Either way, I’m going to have to keep using the health insurance marketplace. In Massachusetts, it’s the Health Connector, a poorly run, unhelpful, inconsistent system with overly complicated and unclear communication and a hard-to-navigate website. But it’s the only option that’s even close to affordable. Buying health insurance directly on the open market is outrageously expensive. Using a broker won’t make a difference; they only provide what one broker I contacted called “concierge service” for folks who don’t want to deal directly with the marketplace.

GETTING A HAND TO GET OUT OF A CORNER

This is all rather overwhelming, a moving target with intersecting bureaucracies and lots of room for confusion, triggering anxiety and fear. It took a lot of anguish to get to this point. It hasn’t been an entirely outward-facing resistance, against the government. I’ve felt inward resistance, in my head, in my psyche. Mostly the whole thing is aggravating. I resent having to struggle with this balancing act to meet an essential need while maintaining my values, I resent the intrusion into details of my personal business.

Ultimately, bolstered by the wisdom and support of this inspirational community, dealing with all of this has deepened my commitment to tax resistance. Pushed into a metaphorical corner, for my health, my peace of mind, and my conscience, I’m not going to give in.

five people holding a long red banner that reads "Your Taxes are War Taxes: Redirect Them for a Better World"

Post by Ilene Roizman

4 thoughts on “Tax Resistance, Self-Employment and Health Insurance”

  1. Lincoln Rice says:

    Ilene, Thank you for sharing your own struggle in this very thoughtful post. Your resiliency in the midst of a really challenging situation is inspiring.

  2. Walter Goodman says:

    Ilene,
    I support you in your journey to find the right solution for you! In some ways, it is as much a saga about our perverse healthcare system as it is about wtr.

    I too have thought about the comment by Robert Randall. I am left thinking that it is a bit of self-justification. If a war tax resister accepts the subsidy, the government pays out that amount to the insurance company. If he/she pays it instead to the insurance company, the net amount doesn’t change to insurance company and the federal government. The resister may feel better, but not if their conscience is affected most directly by money earned by them going to pay for the military.

  3. Ginny says:

    Ilene, I am sorry you have had to go through this. Please let the WTR community know how we could help you further.

  4. Ilene Roizman says:

    I’m so grateful for all the support.
    Walter, you bring up an interesting (and confusing) point about self-justification.

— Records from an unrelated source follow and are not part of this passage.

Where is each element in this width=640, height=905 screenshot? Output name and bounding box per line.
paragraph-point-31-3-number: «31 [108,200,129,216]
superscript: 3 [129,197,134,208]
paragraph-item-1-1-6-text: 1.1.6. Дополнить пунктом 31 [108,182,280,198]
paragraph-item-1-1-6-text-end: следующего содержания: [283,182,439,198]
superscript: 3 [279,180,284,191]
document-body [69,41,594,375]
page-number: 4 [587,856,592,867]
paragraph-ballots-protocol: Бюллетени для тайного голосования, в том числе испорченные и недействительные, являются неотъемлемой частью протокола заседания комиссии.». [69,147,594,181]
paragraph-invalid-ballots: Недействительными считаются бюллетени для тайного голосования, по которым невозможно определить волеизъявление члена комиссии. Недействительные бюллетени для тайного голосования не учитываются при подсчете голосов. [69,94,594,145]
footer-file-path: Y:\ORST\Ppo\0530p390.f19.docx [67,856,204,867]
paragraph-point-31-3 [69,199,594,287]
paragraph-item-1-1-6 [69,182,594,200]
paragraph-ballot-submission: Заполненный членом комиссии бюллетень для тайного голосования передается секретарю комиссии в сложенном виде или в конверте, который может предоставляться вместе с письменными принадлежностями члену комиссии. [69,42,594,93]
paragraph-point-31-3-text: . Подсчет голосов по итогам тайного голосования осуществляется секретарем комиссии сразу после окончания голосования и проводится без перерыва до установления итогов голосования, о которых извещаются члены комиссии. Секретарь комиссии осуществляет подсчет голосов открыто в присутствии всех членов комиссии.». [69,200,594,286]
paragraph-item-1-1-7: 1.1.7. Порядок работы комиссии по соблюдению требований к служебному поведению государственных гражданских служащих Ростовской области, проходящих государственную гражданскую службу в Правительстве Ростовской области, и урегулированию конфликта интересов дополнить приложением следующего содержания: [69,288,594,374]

If I accept the tax subsidy, the government will pay that money to the insurance company. If I *don’t* accept the subsidy, then I’m paying the insurance company myself (with money that was supposed to go for taxes) and the government isn’t involved in the transaction. Are you saying that by not giving me the subsidy, the net result is that the government still has that money? I’m not sure how this calculation works.